Public Problems and Model Solutions

Download our current public problems, their expert solutions, and model results in PDF format:

Download the chain-of-thought report for DeepSeek-R1:

The model performance on public problems is as follows:

The meaning of colors in the plot:

  • Green: Get the correct result for at least 4 out of 5 attempts
  • Blue: Get 2-3 correct results out of 5 attempts
  • Yellow: Get only 1 correct result out of 5 attempts
  • Red: Fail to get correct result for all 5 attempts

The calculation method of TP Bench GPA:

Firstly, to each problem, we assign a numerical weight \(w\) from 1 to 5 based on its difficulty level. Next, we translate the color coding used above to assign a letter and a corresponding numerical grade \(g\) as follows:

(a) Green: Letter grade A which is assigned a numerical value of \(g=4\).
(b) Blue: Letter grade B and is assigned a value of \(g=3\).
(c) Yellow: Letter grade C and \(g=2\).
(d) Red: Letter grade F which is set to \(g=0\).

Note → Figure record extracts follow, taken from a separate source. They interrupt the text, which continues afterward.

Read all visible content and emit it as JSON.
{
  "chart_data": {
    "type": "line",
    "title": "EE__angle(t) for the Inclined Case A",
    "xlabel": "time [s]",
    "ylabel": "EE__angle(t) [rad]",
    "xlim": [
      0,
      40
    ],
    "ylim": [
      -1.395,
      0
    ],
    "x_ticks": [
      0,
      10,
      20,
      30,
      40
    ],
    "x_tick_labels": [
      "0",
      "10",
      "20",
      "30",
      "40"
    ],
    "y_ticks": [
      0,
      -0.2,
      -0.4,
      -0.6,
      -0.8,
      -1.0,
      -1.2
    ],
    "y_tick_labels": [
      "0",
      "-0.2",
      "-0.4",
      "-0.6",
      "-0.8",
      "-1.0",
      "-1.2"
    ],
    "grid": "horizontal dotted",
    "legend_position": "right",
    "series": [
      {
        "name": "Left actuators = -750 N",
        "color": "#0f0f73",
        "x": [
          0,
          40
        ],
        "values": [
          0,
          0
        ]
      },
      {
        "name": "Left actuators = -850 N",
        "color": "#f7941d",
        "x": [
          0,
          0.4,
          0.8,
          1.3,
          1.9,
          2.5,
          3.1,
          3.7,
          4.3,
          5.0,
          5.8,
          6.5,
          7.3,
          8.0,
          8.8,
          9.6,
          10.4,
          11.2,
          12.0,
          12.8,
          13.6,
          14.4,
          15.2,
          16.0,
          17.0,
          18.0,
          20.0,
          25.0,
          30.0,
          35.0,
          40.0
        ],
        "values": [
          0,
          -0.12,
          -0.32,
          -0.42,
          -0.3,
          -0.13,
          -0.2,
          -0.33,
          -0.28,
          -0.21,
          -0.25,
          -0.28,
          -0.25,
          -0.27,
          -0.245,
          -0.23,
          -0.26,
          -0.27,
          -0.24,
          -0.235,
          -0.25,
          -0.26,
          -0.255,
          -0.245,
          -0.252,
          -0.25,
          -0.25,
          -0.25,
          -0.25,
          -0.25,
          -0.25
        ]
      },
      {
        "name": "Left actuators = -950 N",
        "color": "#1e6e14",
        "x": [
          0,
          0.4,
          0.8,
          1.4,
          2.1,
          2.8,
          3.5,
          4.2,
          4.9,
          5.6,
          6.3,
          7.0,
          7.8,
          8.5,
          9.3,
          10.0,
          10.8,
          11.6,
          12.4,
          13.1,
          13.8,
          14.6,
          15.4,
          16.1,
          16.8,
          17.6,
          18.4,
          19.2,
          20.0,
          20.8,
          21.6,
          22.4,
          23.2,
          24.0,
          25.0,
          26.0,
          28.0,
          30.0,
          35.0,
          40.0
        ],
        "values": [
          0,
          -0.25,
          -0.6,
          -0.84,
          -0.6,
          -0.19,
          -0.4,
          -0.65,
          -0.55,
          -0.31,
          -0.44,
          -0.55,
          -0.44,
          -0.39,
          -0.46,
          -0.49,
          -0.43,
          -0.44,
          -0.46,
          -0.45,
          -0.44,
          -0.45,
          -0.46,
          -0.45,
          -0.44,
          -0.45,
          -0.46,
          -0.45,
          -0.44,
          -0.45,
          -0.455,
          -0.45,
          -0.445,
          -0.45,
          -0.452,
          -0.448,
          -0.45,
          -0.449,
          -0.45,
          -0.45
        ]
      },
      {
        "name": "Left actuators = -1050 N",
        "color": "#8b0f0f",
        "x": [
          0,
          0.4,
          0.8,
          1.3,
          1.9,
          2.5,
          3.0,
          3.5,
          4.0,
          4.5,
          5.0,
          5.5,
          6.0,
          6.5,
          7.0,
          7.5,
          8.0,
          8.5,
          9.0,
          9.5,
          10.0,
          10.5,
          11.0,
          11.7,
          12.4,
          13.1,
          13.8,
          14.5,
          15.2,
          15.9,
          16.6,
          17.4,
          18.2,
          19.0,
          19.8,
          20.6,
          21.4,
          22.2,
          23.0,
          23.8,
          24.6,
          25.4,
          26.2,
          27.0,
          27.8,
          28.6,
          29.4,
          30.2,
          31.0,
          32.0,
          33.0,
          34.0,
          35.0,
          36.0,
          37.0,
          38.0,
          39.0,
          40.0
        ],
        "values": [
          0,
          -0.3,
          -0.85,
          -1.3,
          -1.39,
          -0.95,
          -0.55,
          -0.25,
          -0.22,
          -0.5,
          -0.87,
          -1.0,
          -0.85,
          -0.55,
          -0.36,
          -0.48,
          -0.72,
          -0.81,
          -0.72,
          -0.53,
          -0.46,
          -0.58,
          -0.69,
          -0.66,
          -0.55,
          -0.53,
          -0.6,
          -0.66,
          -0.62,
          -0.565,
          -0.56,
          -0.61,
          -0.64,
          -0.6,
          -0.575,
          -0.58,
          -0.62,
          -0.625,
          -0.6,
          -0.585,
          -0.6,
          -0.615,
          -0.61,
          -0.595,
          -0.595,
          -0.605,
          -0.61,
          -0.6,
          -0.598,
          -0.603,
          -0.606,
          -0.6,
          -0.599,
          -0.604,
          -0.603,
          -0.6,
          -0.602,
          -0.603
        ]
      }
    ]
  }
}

Finally, we apply the following formula to determine GPA (out of 4) \[ {\rm GPA}=\frac{\sum_{i=1}^{N}w_{i}\times g_{i}}{\sum_{i=1}^{N}w_{i}} \] where \(N\) represents the total number of attempts across all problems.

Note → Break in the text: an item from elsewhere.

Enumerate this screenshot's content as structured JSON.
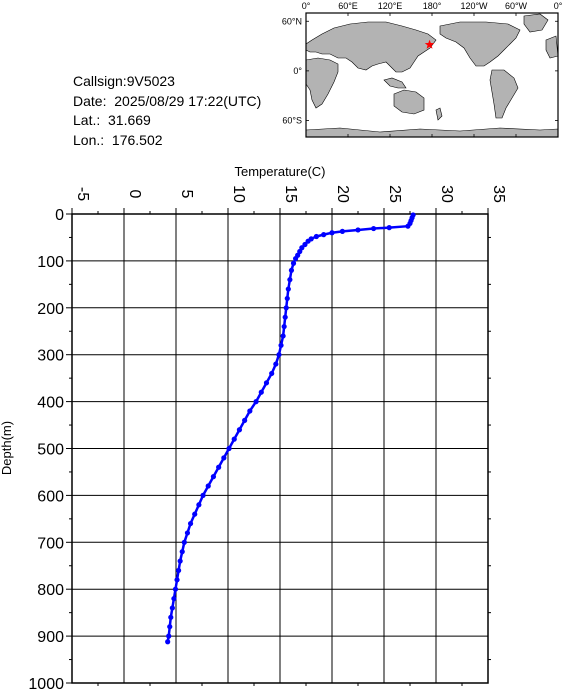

Looking ahead, we plan to improve and introduce additional evaluation metrics, one of which could incorporate confidence and precision to better capture the variability of model responses across multiple attempts on the same problem. This metric would impose penalties on models that exhibit high inconsistency in their responses, ensuring a more nuanced assessment of a model’s reliability and robustness. More intriguingly, as we enable models to learn and improve incrementally from their previous attempts, rather than treating each attempt as independent, we will need to develop more sophisticated metrics to evaluate their performance accurately.